A large passenger jet sitting on top of a runway

In 2013, founder of Tesla and SpaceX Elon Musk announced his Jules Verne-inspired idea for a super-speed train: a “hyperloop” that would have humans zooming down tracks in pods at 700 miles per hour. Five years later, TransPod, a Canadian start-up, has their sights set on France, and they’re just a few sets of paperwork away from setting up shop.

Located in the Limousin region, Droux, a town of 360 inhabitants, is hoping to welcome TransPod into their city. Local entrepreneurs and elected officials reached out to TransPod and offered up their town as a testing ground, perhaps because French president Emmanuel Macron had just scrapped plans for a high-speed rail connection to Limoges, the nearest city to Droux, located 31 miles away.

(c) TransPod

“This hyperloop project started with a challenge: why shouldn’t our region be the bearer of an innovative project on a worldwide scale?” declared Vincent Léonie, deputy mayor of Limoges and president of the Hyperloop Limoges Association.

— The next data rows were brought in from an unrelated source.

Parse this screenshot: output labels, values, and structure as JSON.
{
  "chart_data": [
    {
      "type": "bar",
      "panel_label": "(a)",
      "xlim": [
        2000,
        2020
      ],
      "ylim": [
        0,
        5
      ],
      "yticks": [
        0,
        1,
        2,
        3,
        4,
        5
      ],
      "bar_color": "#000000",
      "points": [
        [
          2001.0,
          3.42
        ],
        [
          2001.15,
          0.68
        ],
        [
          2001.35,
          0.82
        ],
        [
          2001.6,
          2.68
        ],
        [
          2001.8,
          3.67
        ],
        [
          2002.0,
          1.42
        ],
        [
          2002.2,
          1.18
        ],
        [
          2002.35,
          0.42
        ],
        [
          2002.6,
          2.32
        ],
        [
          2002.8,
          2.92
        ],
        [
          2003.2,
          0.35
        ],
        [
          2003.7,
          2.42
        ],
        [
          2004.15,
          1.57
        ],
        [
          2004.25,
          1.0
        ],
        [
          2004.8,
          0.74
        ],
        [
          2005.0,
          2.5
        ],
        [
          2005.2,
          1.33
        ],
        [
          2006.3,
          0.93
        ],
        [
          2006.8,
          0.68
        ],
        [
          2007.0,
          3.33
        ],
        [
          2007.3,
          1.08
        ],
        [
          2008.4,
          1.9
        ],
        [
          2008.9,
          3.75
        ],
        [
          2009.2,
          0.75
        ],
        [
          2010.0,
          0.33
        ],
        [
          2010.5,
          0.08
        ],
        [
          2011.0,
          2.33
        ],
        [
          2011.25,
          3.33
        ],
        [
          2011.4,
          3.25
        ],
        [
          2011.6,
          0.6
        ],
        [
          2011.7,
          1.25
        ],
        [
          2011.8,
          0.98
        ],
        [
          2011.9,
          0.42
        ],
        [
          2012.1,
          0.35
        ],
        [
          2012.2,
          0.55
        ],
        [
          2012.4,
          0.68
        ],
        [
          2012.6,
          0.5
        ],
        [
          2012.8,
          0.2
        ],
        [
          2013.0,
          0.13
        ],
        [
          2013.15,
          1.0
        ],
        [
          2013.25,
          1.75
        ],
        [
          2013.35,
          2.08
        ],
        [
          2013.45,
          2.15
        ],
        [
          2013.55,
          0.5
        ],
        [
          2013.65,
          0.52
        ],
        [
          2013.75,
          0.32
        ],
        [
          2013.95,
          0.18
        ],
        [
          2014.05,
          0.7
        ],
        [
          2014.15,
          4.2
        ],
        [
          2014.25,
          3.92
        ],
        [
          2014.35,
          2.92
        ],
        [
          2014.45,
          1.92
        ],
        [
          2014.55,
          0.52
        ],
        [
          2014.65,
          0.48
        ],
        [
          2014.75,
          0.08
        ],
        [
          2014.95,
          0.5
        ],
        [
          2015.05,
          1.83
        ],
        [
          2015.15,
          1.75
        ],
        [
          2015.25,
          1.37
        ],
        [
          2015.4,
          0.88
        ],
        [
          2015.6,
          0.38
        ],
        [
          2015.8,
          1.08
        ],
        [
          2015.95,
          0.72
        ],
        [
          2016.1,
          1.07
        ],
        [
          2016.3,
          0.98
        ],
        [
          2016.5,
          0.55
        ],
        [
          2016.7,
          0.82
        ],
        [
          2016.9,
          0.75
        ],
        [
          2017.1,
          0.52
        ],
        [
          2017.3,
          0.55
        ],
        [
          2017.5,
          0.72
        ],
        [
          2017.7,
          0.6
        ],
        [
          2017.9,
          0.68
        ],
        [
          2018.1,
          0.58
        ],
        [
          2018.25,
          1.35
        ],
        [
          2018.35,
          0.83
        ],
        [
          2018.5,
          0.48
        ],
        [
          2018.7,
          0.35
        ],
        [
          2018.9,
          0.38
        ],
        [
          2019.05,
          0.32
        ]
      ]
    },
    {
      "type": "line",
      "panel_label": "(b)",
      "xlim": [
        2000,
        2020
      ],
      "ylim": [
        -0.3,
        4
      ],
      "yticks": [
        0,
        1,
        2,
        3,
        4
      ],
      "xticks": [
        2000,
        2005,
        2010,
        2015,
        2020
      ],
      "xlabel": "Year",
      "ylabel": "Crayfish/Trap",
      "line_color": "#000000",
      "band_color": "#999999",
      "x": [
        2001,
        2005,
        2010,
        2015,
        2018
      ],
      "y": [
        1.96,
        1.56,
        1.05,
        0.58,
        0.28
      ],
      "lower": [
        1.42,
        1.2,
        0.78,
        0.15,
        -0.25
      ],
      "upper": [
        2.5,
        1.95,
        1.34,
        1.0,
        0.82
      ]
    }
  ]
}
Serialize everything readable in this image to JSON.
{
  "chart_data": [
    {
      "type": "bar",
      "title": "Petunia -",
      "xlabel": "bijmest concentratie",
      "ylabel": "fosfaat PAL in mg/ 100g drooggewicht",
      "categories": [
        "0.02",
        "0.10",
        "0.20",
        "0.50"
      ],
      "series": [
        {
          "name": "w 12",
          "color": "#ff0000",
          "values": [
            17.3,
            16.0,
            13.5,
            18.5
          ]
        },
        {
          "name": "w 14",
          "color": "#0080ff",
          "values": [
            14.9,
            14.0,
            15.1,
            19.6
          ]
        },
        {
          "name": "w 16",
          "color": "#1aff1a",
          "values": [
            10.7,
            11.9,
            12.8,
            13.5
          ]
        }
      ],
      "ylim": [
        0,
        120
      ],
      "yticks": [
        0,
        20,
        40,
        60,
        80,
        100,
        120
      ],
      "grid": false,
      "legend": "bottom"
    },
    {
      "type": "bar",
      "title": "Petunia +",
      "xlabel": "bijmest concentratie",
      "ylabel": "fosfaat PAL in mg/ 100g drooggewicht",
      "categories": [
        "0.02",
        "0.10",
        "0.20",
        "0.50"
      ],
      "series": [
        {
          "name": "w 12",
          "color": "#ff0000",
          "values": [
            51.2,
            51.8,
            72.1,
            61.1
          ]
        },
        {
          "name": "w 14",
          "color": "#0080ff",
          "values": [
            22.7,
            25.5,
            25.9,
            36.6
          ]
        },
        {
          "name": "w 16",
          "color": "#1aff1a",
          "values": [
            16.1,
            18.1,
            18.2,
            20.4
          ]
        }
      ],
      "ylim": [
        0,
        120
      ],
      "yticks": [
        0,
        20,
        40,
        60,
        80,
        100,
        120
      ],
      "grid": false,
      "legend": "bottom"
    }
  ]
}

Droux is investing very little for a big pay out. In fact, Droux isn’t required to invest anything, as the 24 million dollar project is financed entirely by private investors. The project’s local advocates believe Droux, and Limoges, will receive local building contracts for the structural work, bring tourists, and create jobs for security, reception, and housing, as scientists and engineers come to the region. Some residents, however, are worried about visual and sound pollution. TransPod will conduct a 5-week test to determine the environmental effects of the test site.

Droux on Google Maps streetview.

TransPod’s CEO and cofounder, Sebastien Gendron, wants to create something that allows humans to travel earth “at the speed of a plane with the smoothness of a subway.”

TransPod’s testing track would be 1.86 miles long, making it the largest in the world. Their hyperloop will be raised on pylons and built along an old railway line that the City Council will make available to them for free. The building permit must be submitted by August 10, and is likely to be acquired with construction starting as soon as the end of 2018, and tests beginning in early 2020. Ryan Janzen, a scientist at TransPod, believes that the first 1,000km (621 miles) commercial line will be complete and functioning around 2030.

France, in some ways, is a good testing ground for the hyperloop. They already have a high-speed transit system, le TGV, that has already hit a record speed of 357mph (though for passenger service it goes 186mph). In Nevada, Virgin Hyperloop One’s test train has only made it up to 240mph. Companies testing potential hyperloops in the US could face legal setbacks since federal law restricts the speed of passenger trains to 59mph.

Virgin One Hyperloop test site

This isn’t France’s first foray into becoming a testing ground for a hyper-speed train. The Los Angeles-based Hyperloop Transportation Technologies also set up shop in France, installing two test tracks and a research center at a former military base in Toulouse. Local authorities gave them permission to work there with a free 40-year lease in exchange for refurbishment and de-pollution of the space, including removing leftover bombs from World War II. Construction began on the hyperloop’s tube in May. Hyperloop Transportation Technologies also has projects in Abu Dhabi, where it hopes to open the first functional, 6-mile hyperloop track in 2020.